Quand le trimestre a commencé au début de l'hiver, mon enthousiasme était vif. J'allais donner pour la première fois de ma carrière un cours sur la littérature et les idéologies. J'allais aider mes étudiants à réfléchir, à travers des oeuvres marquantes, aux notions de communication, d'argumentation et de propagande.

Le programme allait exiger beaucoup, intellectuellement, mais surtout moralement, de mes étudiants. Nous allions lire des oeuvres comme 1984 de George Orwell, qui interrogent ce qu'on a connu, ce qu'on peut imaginer de pire: la violence psychologique et physique des régimes totalitaires. Je me savais capable d'enseigner ces oeuvres sans désespérer mes étudiants, sans les priver de leur droit à l'optimisme. Au contraire, ils sortiraient de mon cours armés pour mieux affronter un monde qui allait vite leur demander de renoncer à cet optimisme.
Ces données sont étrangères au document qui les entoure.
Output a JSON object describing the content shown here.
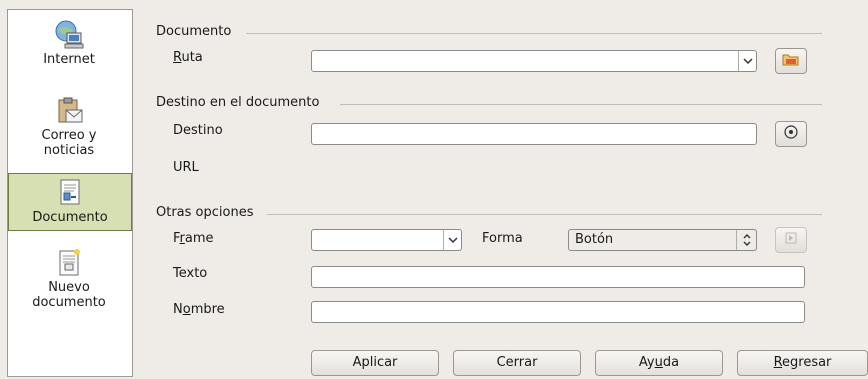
{
  "sidebar": {
    "items": [
      {
        "label_line1": "Internet",
        "label_line2": "",
        "icon": "globe-monitor-icon",
        "selected": false
      },
      {
        "label_line1": "Correo y",
        "label_line2": "noticias",
        "icon": "mail-clipboard-icon",
        "selected": false
      },
      {
        "label_line1": "Documento",
        "label_line2": "",
        "icon": "document-link-icon",
        "selected": true
      },
      {
        "label_line1": "Nuevo",
        "label_line2": "documento",
        "icon": "new-document-icon",
        "selected": false
      }
    ]
  },
  "sections": {
    "documento": {
      "title": "Documento",
      "ruta": {
        "label_prefix": "",
        "label_mnemonic": "R",
        "label_rest": "uta",
        "value": ""
      }
    },
    "destino": {
      "title": "Destino en el documento",
      "destino_label": "Destino",
      "destino_value": "",
      "url_label": "URL"
    },
    "otras": {
      "title": "Otras opciones",
      "frame": {
        "label_prefix": "F",
        "label_mnemonic": "r",
        "label_rest": "ame",
        "value": ""
      },
      "forma": {
        "label": "Forma",
        "value": "Botón"
      },
      "texto": {
        "label": "Texto",
        "value": ""
      },
      "nombre": {
        "label_prefix": "N",
        "label_mnemonic": "o",
        "label_rest": "mbre",
        "value": ""
      }
    }
  },
  "buttons": {
    "aplicar": "Aplicar",
    "cerrar": "Cerrar",
    "ayuda_prefix": "Ay",
    "ayuda_mnemonic": "u",
    "ayuda_rest": "da",
    "regresar_mnemonic": "R",
    "regresar_rest": "egresar"
  },
  "colors": {
    "window_bg": "#efebe7",
    "selected_item_bg": "#d6e0b3",
    "selected_item_border": "#6d7f3a"
  }
}
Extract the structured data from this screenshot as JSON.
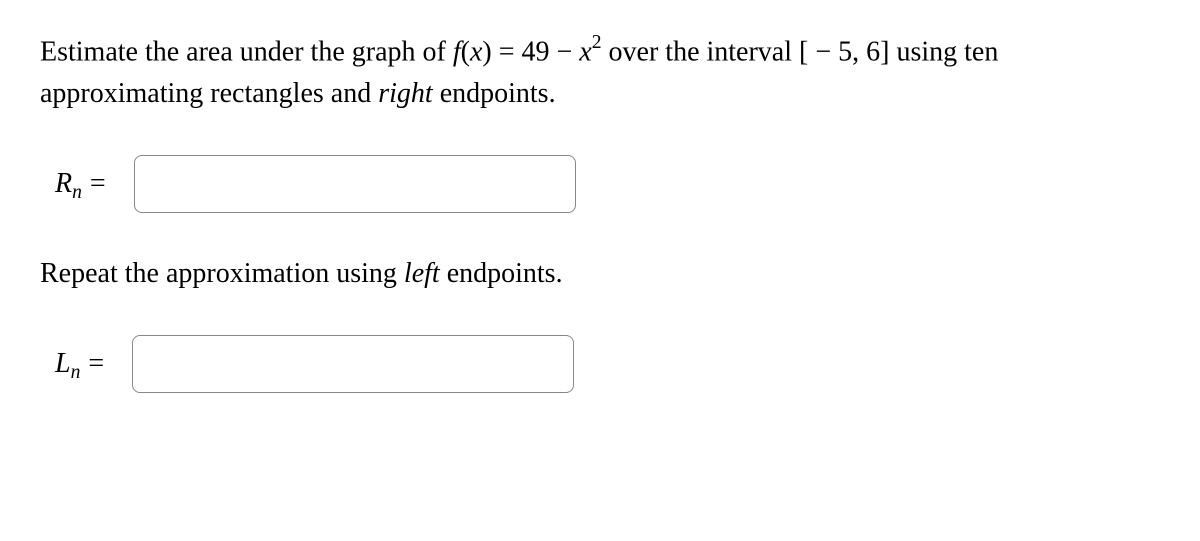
{
  "question": {
    "part1": "Estimate the area under the graph of ",
    "func_f": "f",
    "func_open": "(",
    "func_var": "x",
    "func_close": ")",
    "eq": " = ",
    "const1": "49",
    "minus": " − ",
    "var2": "x",
    "exp2": "2",
    "part2": " over the interval ",
    "interval_open": "[",
    "interval_neg": " − ",
    "interval_a": "5",
    "interval_comma": ", ",
    "interval_b": "6",
    "interval_close": "]",
    "part3": " using ten approximating rectangles and ",
    "right_word": "right",
    "part4": " endpoints."
  },
  "rn": {
    "letter": "R",
    "sub": "n",
    "equals": "=",
    "value": ""
  },
  "followup": {
    "part1": "Repeat the approximation using ",
    "left_word": "left",
    "part2": " endpoints."
  },
  "ln": {
    "letter": "L",
    "sub": "n",
    "equals": "=",
    "value": ""
  }
}
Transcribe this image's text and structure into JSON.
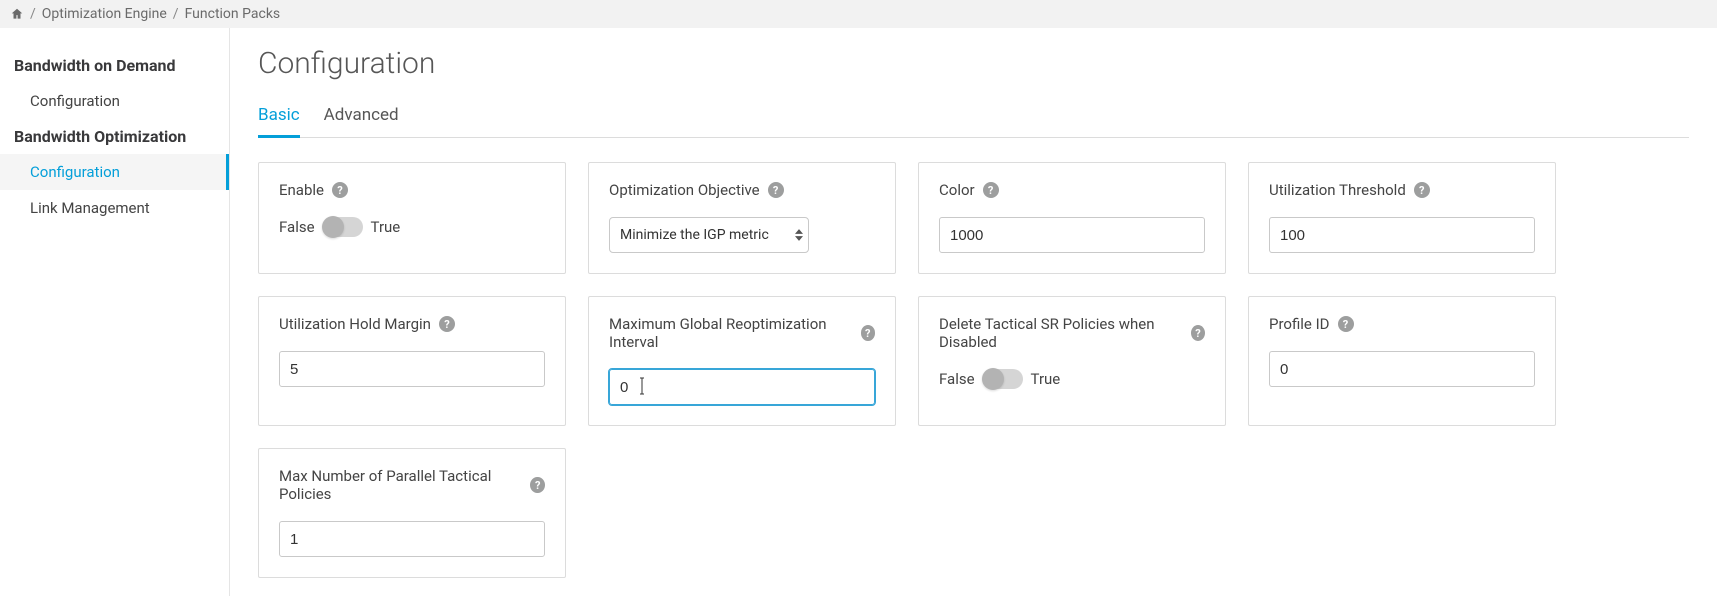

Puis on a entendu parler de la grève. Les représentants de l'association étudiante sont venus en classe expliquer quels en étaient les enjeux: pourquoi la hausse était injuste, pourquoi il ne fallait pas craindre une annulation de la session, pourquoi il était improbable qu'une grève puisse durer assez longtemps pour représenter un véritable sacrifice.

J'étais en fait d'accord avec tout cela, mais j'invitais malgré tous mes étudiants à porter un regard critique sur le discours de ces représentants, sur l'efficacité de leur communication, sur la validité de leurs arguments, sur leur emploi de certains procédés plus ou moins manipulateurs. C'était un bon moyen de témoigner une certaine impartialité à mes étudiants. Tel n'était d'ailleurs pas mon rôle comme enseignant: enseigner? Les étudiants de mon collège ont voté démocratiquement la grève.

Nous n'avions pas prévu l'ampleur de cette grève. Je crois encore que la hausse des droits de scolarité est injuste, mais je sais désormais que sur le reste nous nous sommes trompés. Le trimestre semble désormais menacé et on ne peut nier qu'il y aura eu de véritables sacrifices de la part des étudiants comme de toute la société: emplois perdus, ponts bloqués, bureaux saccagés, étudiants blessés, droits démocratiques bafoués, professeurs intimidés... Il y a eu des fautes de part et d'autre, mais il n'y a qu'un seul responsable, dont on attend toujours qu'il joue son rôle.

Je n'écris pas pour condamner le gouvernement, je ne suis pas un juge, mais pour lui faire comprendre certaines conséquences de son intransigeance. Peu importe l'issue du conflit, on sait maintenant à quel point le retour en classe sera pénible pour tous, étudiants comme enseignants, désormais divisés, radicalisés, humiliés ou effrayés.

Pour moi, qui ai la chance d'enseigner dans un collège où la grève étudiante a été respectée et demeure donc respectueuse, il sera surtout difficile de donner mon cours comme prévu. La matière des dernières semaines est peut-être riche en exemples des dérives de la communication, de l'argumentation et de la propagande, mais je ne pourrai plus aborder avec optimisme des oeuvres comme 1984. On y trouve une phrase que j'avais l'intention de discuter: «Si vous désirez une image de l'avenir, imaginez une botte piétinant un visage humain... éternellement».

Dans la société imaginée par Orwell, tous les hommes sont soumis à un pouvoir cruel et ne profitant réellement à personne. Jean Charest n'est pas Big Brother, il est trop humain pour cela. Notre gouvernement n'est pas totalitaire, il est trop intéressé pour cela. Mais il y a eu piétinement de centaines de milliers de visages qui vont bientôt se relever et devront faire semblant d'oublier. Je ne sais pas comment enseigner cela à mes étudiants.